Run time: 141 mins
In Theaters: Wednesday 25th December 2013
Box Office USA: $1.4M
Box Office Worldwide: $27.3M
Distributed by: The Weinstein Co.
Production compaines: Videovision Entertainment, Distant Horizons, Pathe, Film Afrika Worldwide, Origin Pictures
Contactmusic.com: 3.5 / 5
Rotten Tomatoes: 59%
Fresh: 72 Rotten: 51
IMDB: 7.1 / 10
Director: Justin Chadwick
Producer: Anant Singh, David M. Thompson
Screenwriter: William Nicholson
Starring: Idris Elba as Nelson Mandela, Naomie Harris as Winnie Madikizela, Tony Kgoroge as Walter Sisulu, Riaad Moosa as Ahmed Kathrada, Fana Mokoena as Govan Mbeki, Robert Hobbs as Chief Warder, Jamie Bartlett as James Gregory, Lindiwe Matshikiza as Zindzi Mandela, Terry Pheto as Evelyn Mase, Deon Lotz as Kobie Coetzee, Thapelo Mokoena as Elias Motsoaledi, Zolani Mkiva as Raymond Mhlaba, Simo Mogwaza as Andrew Miageni, David Butler as Colonel Badenhorst, Gys de Villiers as President de Klerk
Based on his autobiography, this film is clearly designed to be the definitive film about Nelson Mandela. And it tells his remarkable story with skill, tracing his life from 25 to 75 while touching on why he's perhaps the most important figure of the past century. So it's no wonder that the film feels far too constructed and polished.
It starts in his Xhosa village birthplace, then follows Nelson (Elba) to Johannesburg in the 1940s as a sparky young lawyer with a loving wife (Pheto) and children. But the vicious injustice of Apartheid gets under his skin, and as he starts speaking out and taking action, his marriage falls apart.
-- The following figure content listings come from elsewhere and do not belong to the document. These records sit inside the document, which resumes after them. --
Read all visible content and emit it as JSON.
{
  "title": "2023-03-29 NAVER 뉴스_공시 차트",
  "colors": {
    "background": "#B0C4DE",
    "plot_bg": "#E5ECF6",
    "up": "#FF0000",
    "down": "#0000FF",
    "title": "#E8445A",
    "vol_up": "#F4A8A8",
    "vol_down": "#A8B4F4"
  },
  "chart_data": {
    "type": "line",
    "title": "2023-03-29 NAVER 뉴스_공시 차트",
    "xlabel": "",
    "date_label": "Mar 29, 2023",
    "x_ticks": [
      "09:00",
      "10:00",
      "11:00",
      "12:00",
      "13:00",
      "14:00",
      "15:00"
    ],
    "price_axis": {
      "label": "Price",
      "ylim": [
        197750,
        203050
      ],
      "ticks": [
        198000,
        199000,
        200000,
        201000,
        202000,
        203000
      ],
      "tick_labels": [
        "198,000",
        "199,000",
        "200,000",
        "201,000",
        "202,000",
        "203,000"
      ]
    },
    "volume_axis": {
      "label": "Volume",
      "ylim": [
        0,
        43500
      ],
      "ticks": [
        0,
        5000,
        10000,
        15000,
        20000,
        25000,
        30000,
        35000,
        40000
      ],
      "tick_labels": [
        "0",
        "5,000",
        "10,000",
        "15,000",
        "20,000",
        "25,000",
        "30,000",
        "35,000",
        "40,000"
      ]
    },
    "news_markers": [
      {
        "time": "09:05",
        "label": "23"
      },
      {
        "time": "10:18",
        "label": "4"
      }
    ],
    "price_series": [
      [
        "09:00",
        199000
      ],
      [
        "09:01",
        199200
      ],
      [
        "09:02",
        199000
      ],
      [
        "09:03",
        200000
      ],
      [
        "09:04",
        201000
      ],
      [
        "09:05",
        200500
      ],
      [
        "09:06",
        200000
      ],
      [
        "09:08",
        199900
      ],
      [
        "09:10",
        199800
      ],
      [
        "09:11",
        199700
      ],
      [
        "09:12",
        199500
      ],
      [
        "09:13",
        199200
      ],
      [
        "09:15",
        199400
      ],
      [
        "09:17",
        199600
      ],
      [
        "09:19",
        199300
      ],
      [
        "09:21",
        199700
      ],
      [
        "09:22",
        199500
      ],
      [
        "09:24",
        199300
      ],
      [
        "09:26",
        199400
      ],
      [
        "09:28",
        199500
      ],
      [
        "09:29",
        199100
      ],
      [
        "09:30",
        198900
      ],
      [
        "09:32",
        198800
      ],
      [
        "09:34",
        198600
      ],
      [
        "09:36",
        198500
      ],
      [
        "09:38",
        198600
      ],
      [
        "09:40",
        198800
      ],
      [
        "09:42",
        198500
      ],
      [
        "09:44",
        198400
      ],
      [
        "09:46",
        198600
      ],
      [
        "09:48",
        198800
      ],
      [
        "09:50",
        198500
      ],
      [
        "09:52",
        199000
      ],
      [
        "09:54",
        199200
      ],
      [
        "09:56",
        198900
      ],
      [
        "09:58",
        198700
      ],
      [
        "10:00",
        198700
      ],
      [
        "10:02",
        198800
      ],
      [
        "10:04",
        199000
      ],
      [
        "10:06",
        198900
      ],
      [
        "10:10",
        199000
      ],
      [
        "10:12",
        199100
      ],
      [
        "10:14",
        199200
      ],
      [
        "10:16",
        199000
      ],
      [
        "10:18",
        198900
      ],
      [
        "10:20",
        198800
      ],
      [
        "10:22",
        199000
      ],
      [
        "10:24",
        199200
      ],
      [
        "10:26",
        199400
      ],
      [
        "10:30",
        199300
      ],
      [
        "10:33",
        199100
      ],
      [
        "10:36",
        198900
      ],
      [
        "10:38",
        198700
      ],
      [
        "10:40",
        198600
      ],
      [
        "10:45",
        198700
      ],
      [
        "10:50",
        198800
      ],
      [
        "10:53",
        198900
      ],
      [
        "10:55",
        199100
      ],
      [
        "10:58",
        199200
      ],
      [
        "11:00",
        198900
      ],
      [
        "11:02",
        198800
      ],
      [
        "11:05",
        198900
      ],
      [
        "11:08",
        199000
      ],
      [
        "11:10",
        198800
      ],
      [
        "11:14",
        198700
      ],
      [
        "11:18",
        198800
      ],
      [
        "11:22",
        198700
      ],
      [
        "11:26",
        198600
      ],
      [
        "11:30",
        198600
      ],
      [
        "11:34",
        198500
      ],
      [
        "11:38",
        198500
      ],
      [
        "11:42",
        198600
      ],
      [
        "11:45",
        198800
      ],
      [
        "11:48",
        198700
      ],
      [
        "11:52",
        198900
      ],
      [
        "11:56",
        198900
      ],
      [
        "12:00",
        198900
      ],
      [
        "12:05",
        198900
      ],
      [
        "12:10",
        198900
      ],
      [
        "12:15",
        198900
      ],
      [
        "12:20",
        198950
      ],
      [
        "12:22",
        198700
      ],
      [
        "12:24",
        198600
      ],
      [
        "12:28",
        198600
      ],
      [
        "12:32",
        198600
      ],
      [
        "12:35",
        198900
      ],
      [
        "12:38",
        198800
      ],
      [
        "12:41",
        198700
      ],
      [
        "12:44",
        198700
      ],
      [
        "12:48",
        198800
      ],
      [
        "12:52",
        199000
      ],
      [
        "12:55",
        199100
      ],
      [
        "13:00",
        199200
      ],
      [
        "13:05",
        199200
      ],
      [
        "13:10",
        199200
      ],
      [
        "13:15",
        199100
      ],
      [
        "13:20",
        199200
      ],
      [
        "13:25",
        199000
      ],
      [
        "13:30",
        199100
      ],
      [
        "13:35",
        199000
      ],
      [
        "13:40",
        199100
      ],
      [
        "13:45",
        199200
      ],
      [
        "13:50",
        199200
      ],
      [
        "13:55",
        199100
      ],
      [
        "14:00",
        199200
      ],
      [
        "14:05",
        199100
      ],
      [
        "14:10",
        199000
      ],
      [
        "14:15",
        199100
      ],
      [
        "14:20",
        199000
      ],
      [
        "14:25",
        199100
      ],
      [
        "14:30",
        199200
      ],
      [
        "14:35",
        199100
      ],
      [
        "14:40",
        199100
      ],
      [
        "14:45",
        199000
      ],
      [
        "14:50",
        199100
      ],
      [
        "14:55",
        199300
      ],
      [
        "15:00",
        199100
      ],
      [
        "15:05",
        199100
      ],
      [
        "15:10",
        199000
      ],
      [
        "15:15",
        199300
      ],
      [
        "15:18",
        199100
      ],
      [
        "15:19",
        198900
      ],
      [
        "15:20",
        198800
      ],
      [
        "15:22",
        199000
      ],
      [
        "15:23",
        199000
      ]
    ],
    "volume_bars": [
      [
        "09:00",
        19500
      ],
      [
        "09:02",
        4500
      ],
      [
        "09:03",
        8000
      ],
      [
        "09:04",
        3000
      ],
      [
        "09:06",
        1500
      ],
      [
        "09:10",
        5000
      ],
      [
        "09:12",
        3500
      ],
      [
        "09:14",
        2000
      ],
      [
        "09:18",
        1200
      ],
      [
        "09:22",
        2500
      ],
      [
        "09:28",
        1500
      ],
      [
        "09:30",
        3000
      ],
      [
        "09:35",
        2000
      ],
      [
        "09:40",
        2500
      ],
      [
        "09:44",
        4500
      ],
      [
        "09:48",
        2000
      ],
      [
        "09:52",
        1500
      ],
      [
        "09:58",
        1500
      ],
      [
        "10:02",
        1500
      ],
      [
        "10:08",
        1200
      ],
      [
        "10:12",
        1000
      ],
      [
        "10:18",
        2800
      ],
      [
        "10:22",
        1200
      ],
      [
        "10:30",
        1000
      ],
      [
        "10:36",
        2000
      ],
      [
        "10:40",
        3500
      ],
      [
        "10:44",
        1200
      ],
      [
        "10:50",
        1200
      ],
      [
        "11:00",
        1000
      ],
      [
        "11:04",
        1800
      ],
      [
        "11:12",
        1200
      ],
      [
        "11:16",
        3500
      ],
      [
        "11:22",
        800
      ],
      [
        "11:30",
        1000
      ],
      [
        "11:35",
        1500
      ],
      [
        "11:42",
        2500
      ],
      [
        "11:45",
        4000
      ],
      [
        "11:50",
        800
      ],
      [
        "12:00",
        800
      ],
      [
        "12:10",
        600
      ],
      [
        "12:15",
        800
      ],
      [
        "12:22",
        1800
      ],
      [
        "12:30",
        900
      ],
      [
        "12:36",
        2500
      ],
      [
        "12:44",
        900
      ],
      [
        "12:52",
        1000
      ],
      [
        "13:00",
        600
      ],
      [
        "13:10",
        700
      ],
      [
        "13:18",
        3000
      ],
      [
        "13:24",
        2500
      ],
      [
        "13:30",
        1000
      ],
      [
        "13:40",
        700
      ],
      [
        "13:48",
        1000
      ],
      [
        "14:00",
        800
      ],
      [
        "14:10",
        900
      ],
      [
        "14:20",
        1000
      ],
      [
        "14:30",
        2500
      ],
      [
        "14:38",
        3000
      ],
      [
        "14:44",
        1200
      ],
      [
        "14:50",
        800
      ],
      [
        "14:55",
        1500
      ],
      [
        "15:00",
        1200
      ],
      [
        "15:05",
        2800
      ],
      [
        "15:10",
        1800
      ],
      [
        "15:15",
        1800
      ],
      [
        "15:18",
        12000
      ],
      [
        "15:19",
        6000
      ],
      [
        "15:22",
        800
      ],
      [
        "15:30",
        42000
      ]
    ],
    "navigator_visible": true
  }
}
South Africa's government responds to protests by cracking down even further, so Nelson's African National Congress turns to violence. As a result, its leaders are sentenced to hard labour on Robben Island. Now married to the outspoken Winnie (Harris) with two more daughters, Nelson is sent away for life. But he refuses to let bitterness gain a foothold, and devises a way for the nation to peacefully transition into democracy.
Mandela's legacy lies in his wisdom and open-mindedness, avoiding a bloodbath by seeking reconciliation rather than revenge. And these themes play an important role in Nicholson's script, which of course has to condense the events drastically, even for a two-and-a-half hour movie. But all of the key moments are here, and even if the film sometimes feels like it's racing through them, there's plenty of subtext for the actors to grab hold of.
Elba has enormous presence as Mandela, with the right physicality and charisma, although the make-up sometimes seems a bit heavy as he ages over 50 years. Harris is also a stand-out as the fiery Winnie, leading a superb supporting cast of Mandela's friends, family and colleagues. And Chadwick orchestrates all of this adeptly, maintaining authenticity in the period and a sense of scale in the settings. This gives the film an epic tone that carries quite a punch for viewers who don't mind watching a slightly worthy summary of a great man's life. Better yet: read the book.